The BJP’s aim in Bengal, as elsewhere, is to knit these various castes and sub-castes within a Hindutva framework. Projecting the Muslim as an enemy is central to this project and perhaps explains why Amit Shah keeps harping on the “infiltrator” theme even when it is not electorally necessary.
The ISF, which claims to represent not just the Muslim peasantry but also similarly disadvantaged dalit, adivasi and OBC groups, is part of efforts to create an alternative platform for Bengal’s “bahujan samaj” (a coalition of the underprivileged) to counter the Hindutva offensive.

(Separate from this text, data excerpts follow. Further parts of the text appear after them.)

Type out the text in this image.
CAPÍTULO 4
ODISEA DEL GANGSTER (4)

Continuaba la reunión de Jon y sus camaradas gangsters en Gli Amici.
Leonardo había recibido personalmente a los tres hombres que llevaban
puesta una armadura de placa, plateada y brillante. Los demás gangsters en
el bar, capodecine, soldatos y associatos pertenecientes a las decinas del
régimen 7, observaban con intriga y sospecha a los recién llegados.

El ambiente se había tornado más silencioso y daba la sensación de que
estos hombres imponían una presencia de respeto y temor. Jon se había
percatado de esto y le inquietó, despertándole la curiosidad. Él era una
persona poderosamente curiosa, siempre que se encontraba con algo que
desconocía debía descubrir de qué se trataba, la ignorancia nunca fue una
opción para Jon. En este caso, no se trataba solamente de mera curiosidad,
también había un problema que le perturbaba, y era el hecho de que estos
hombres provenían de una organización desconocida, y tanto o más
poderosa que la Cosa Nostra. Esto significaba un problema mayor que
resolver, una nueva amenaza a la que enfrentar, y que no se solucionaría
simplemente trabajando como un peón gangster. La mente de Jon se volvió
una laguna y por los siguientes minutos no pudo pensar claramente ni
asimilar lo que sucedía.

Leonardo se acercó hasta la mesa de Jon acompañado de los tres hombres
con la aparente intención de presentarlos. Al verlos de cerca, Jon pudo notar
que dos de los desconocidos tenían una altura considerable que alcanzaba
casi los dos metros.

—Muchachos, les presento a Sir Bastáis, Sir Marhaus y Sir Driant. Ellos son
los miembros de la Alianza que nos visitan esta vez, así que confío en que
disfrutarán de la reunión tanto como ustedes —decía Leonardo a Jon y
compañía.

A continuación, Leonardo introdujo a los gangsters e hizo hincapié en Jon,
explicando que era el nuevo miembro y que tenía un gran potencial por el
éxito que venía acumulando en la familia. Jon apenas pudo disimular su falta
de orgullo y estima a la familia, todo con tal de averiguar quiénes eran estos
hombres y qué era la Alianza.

Joining hands with the Left and Congress has only strengthened that possibility.
Much like Kanshi Ram who coined the term “bahujan samaj” four decades ago and then set up the Bahujan Samaj Party, Abbas Siddiqui’s efforts too may get eventually lost in the quagmire of power politics. But right now, movements like the ISF seem to represent a rural, vernacular, agrarian, democratic and radical impulse that is very different from the top-down imposition of “Left, democratic, secular” ideals that was long the norm in the state till a decade ago.
As far as this election goes, Mamata Banerjee is certain to garner the bulk of the Muslim vote. But in the ideological and political battle that looms ahead, the new forces that have emerged on the Bengal scene could well play a bigger role.